Zaciśnięta pięść wymierzona światu

"Położnice szpitala św. Zofii" - reż. Monika Strzępka - Teatr Rozrywki

Teatr Rozrywki na sam początek sezonu zaskoczył. Zaskoczył nawet swoich zagorzałych wielbicieli, którzy byli pewni, że w ich Teatrze nic nie może ich zdziwić. Okazało się jednak, że dyrektor Dariusz Miłkowski nie chce być kojarzony wyłącznie ze specjalistą od polskich wersji wielkich broadwayowskich produkcji, ale chce zaproponować widzom coś nowego, innego i polskiego. W tym przypadku do bólu polskiego

„Położnice Szpitala Św. Zofii” to spektakl duetu Strzępka i Demirski – zdobywców Paszportu Polityki w 2010 roku. Wyróżnienie to otrzymali „ za konsekwentnie realizowany projekt teatru krytycznego.
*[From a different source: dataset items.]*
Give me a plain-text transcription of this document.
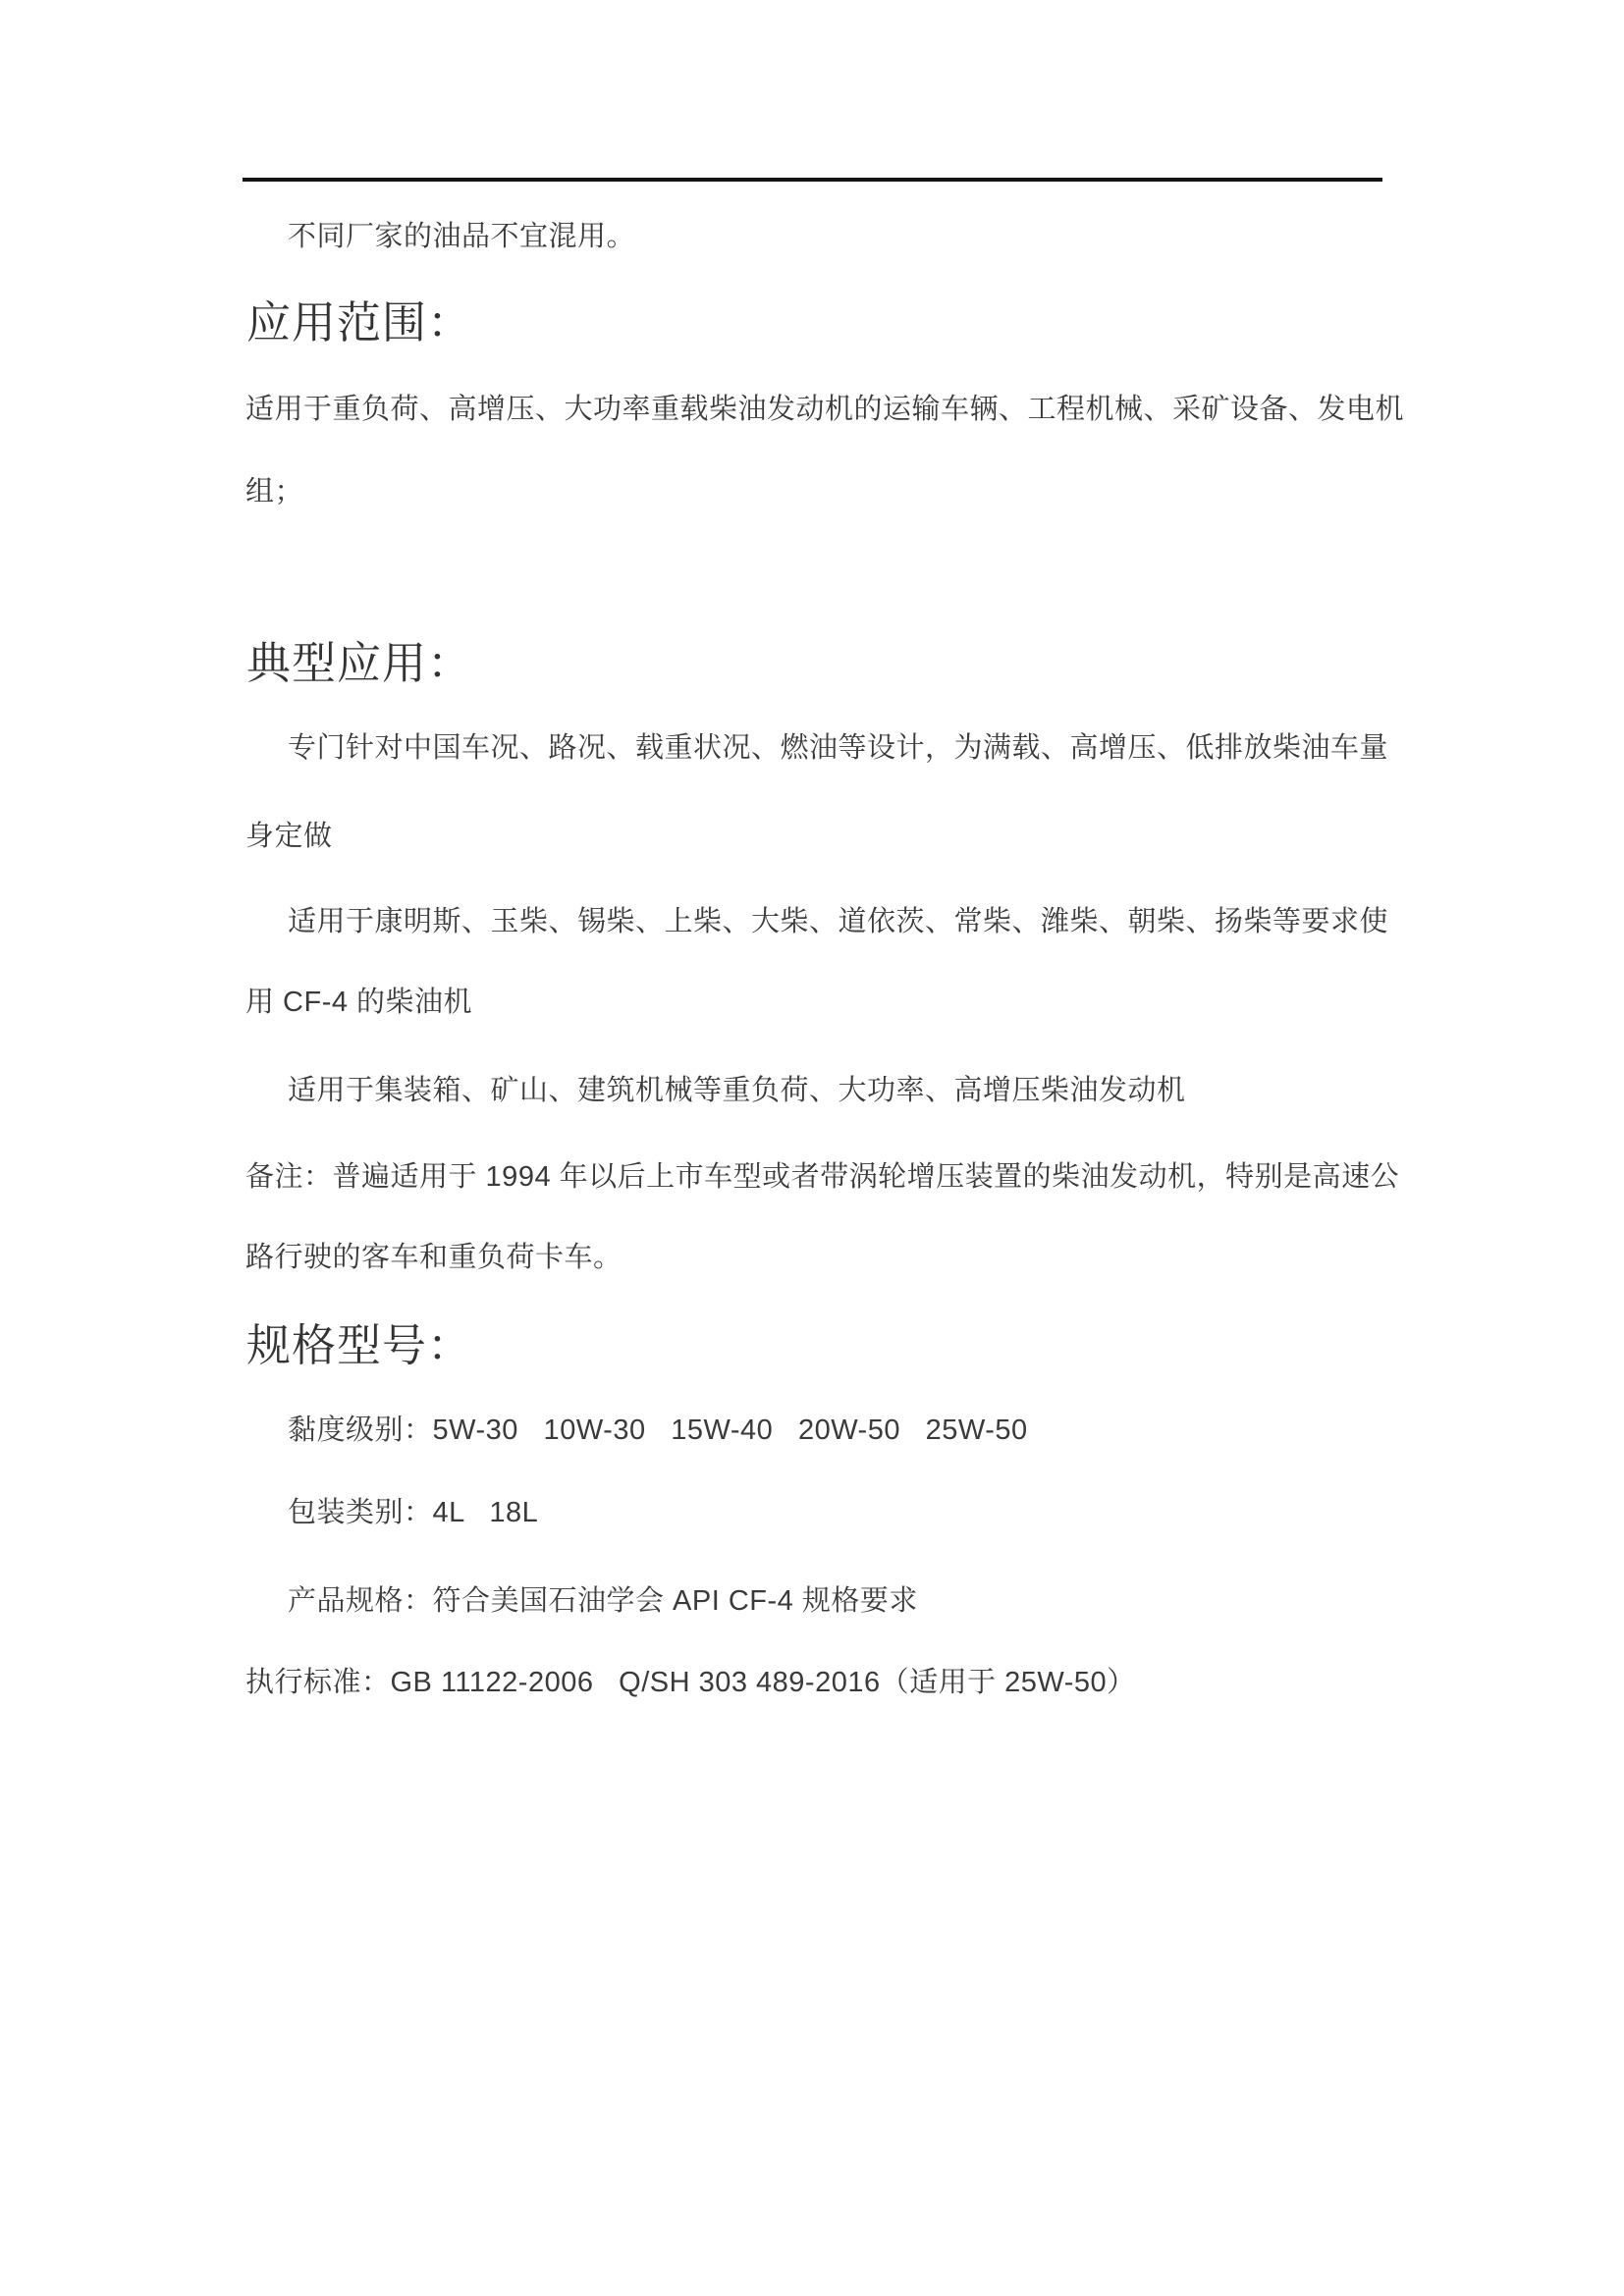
不同厂家的油品不宜混用。
应用范围：
适用于重负荷、高增压、大功率重载柴油发动机的运输车辆、工程机械、采矿设备、发电机
组；
典型应用：
专门针对中国车况、路况、载重状况、燃油等设计，为满载、高增压、低排放柴油车量
身定做
适用于康明斯、玉柴、锡柴、上柴、大柴、道依茨、常柴、潍柴、朝柴、扬柴等要求使
用 CF-4 的柴油机
适用于集装箱、矿山、建筑机械等重负荷、大功率、高增压柴油发动机
备注：普遍适用于 1994 年以后上市车型或者带涡轮增压装置的柴油发动机，特别是高速公
路行驶的客车和重负荷卡车。
规格型号：
黏度级别：5W-30   10W-30   15W-40   20W-50   25W-50
包装类别：4L   18L
产品规格：符合美国石油学会 API CF-4 规格要求
执行标准：GB 11122-2006   Q/SH 303 489-2016（适用于 25W-50）
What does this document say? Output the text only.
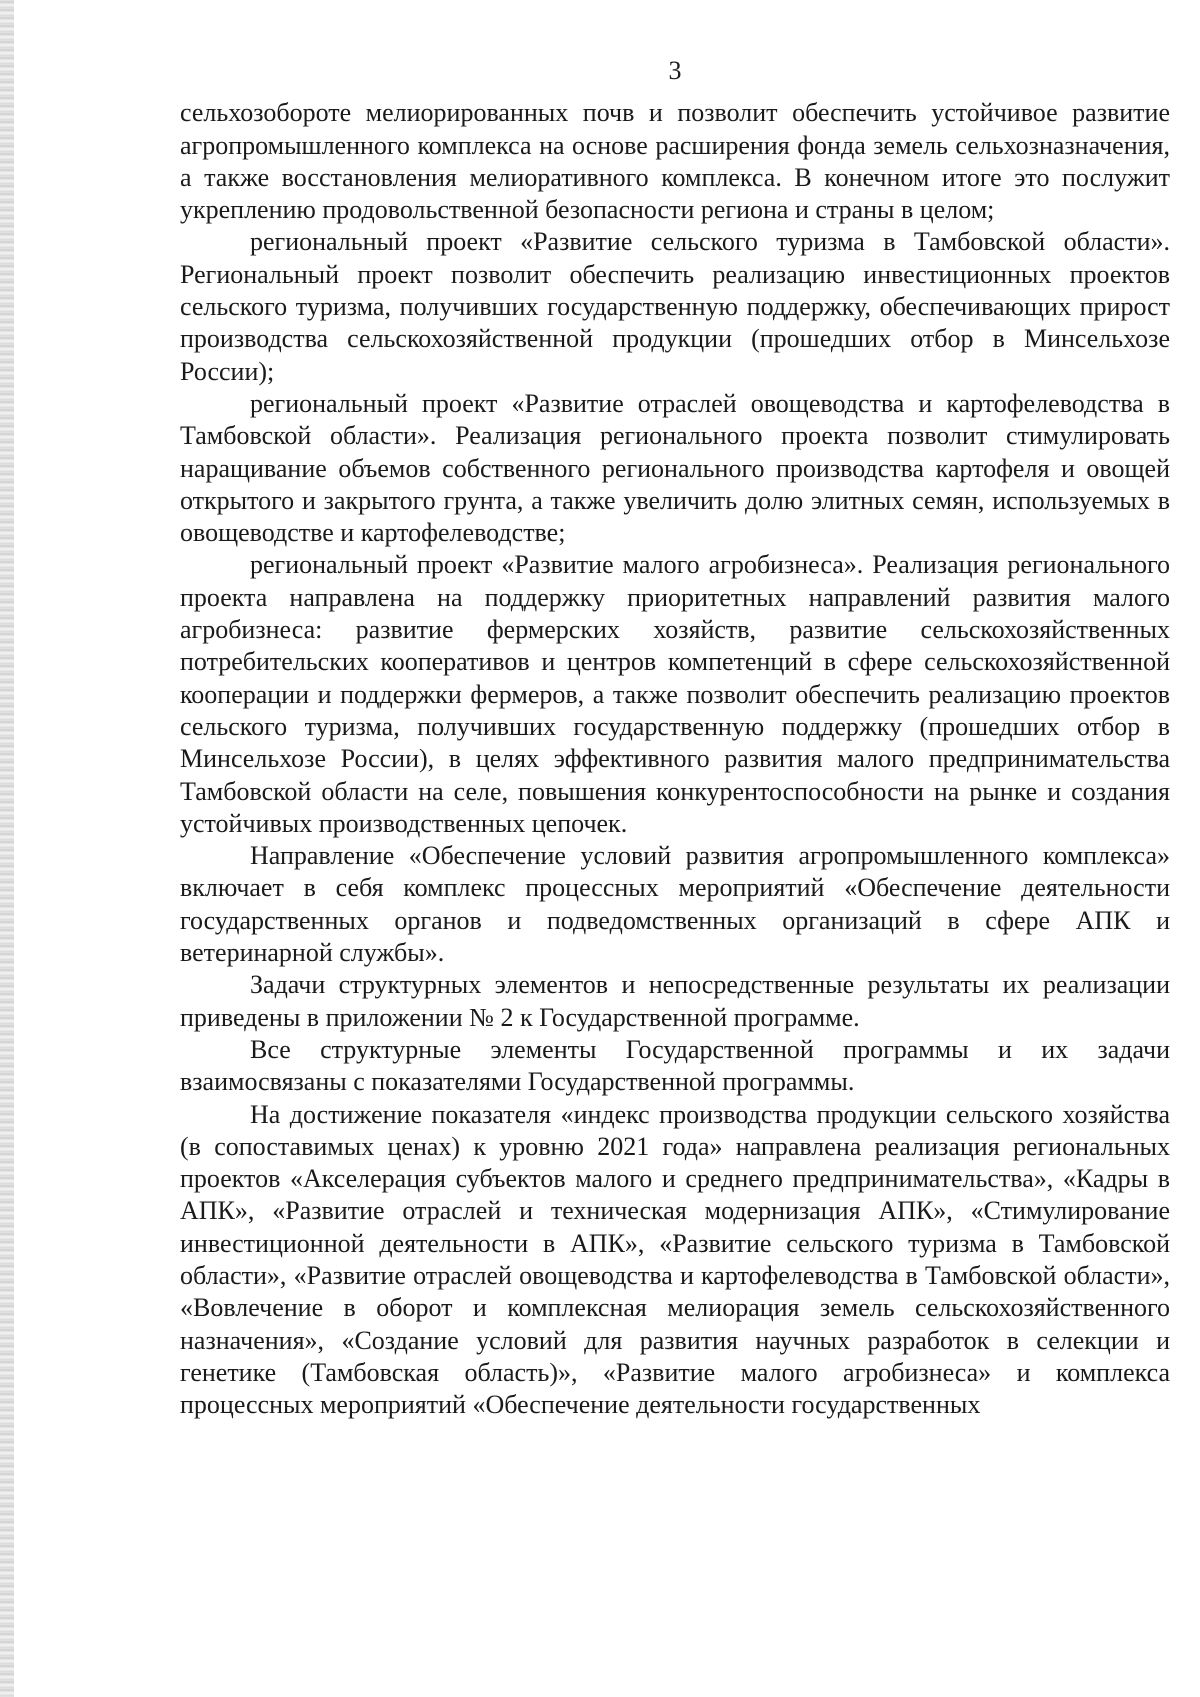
3

сельхозобороте мелиорированных почв и позволит обеспечить устойчивое развитие агропромышленного комплекса на основе расширения фонда земель сельхозназначения, а также восстановления мелиоративного комплекса. В конечном итоге это послужит укреплению продовольственной безопасности региона и страны в целом;

региональный проект «Развитие сельского туризма в Тамбовской области». Региональный проект позволит обеспечить реализацию инвестиционных проектов сельского туризма, получивших государственную поддержку, обеспечивающих прирост производства сельскохозяйственной продукции (прошедших отбор в Минсельхозе России);

региональный проект «Развитие отраслей овощеводства и картофелеводства в Тамбовской области». Реализация регионального проекта позволит стимулировать наращивание объемов собственного регионального производства картофеля и овощей открытого и закрытого грунта, а также увеличить долю элитных семян, используемых в овощеводстве и картофелеводстве;

региональный проект «Развитие малого агробизнеса». Реализация регионального проекта направлена на поддержку приоритетных направлений развития малого агробизнеса: развитие фермерских хозяйств, развитие сельскохозяйственных потребительских кооперативов и центров компетенций в сфере сельскохозяйственной кооперации и поддержки фермеров, а также позволит обеспечить реализацию проектов сельского туризма, получивших государственную поддержку (прошедших отбор в Минсельхозе России), в целях эффективного развития малого предпринимательства Тамбовской области на селе, повышения конкурентоспособности на рынке и создания устойчивых производственных цепочек.

Направление «Обеспечение условий развития агропромышленного комплекса» включает в себя комплекс процессных мероприятий «Обеспечение деятельности государственных органов и подведомственных организаций в сфере АПК и ветеринарной службы».

Задачи структурных элементов и непосредственные результаты их реализации приведены в приложении № 2 к Государственной программе.

Все структурные элементы Государственной программы и их задачи взаимосвязаны с показателями Государственной программы.

На достижение показателя «индекс производства продукции сельского хозяйства (в сопоставимых ценах) к уровню 2021 года» направлена реализация региональных проектов «Акселерация субъектов малого и среднего предпринимательства», «Кадры в АПК», «Развитие отраслей и техническая модернизация АПК», «Стимулирование инвестиционной деятельности в АПК», «Развитие сельского туризма в Тамбовской области», «Развитие отраслей овощеводства и картофелеводства в Тамбовской области», «Вовлечение в оборот и комплексная мелиорация земель сельскохозяйственного назначения», «Создание условий для развития научных разработок в селекции и генетике (Тамбовская область)», «Развитие малого агробизнеса» и комплекса процессных мероприятий «Обеспечение деятельности государственных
Za odwagę mówienia więcej i ostrzej niż chcielibyśmy usłyszeć. Za żywiołową teatralność łamiącą bariery „ dobrego smaku” na rzecz „ dobrego myślenia”, jak można przeczytać w uzasadnieniu.

W Chorzowie wraz z kompozytorem Janem Suświłło po raz pierwszy zrealizowali musical, a konkretnie rewię położniczą - jak sami mówią o swojej produkcji.

„Położnice Szpitala Św. Zofii” to spektakl zaangażowany społecznie, krytykujący tak naprawdę wszystko i wszystkich. Na pierwszy rzut oka może się wydawać, że autorzy chcieli przede wszystkim wykpić nieudolny system polskiej służby zdrowia, ale okazuje się, że równie mocno, jeśli nie mocniej zarysowany jest motyw konfliktu pokoleń, modelu polskiej rodziny i rodzicielstwa, które często jest kwestią przypadku i zbyt dużej ilości wypitego alkoholu.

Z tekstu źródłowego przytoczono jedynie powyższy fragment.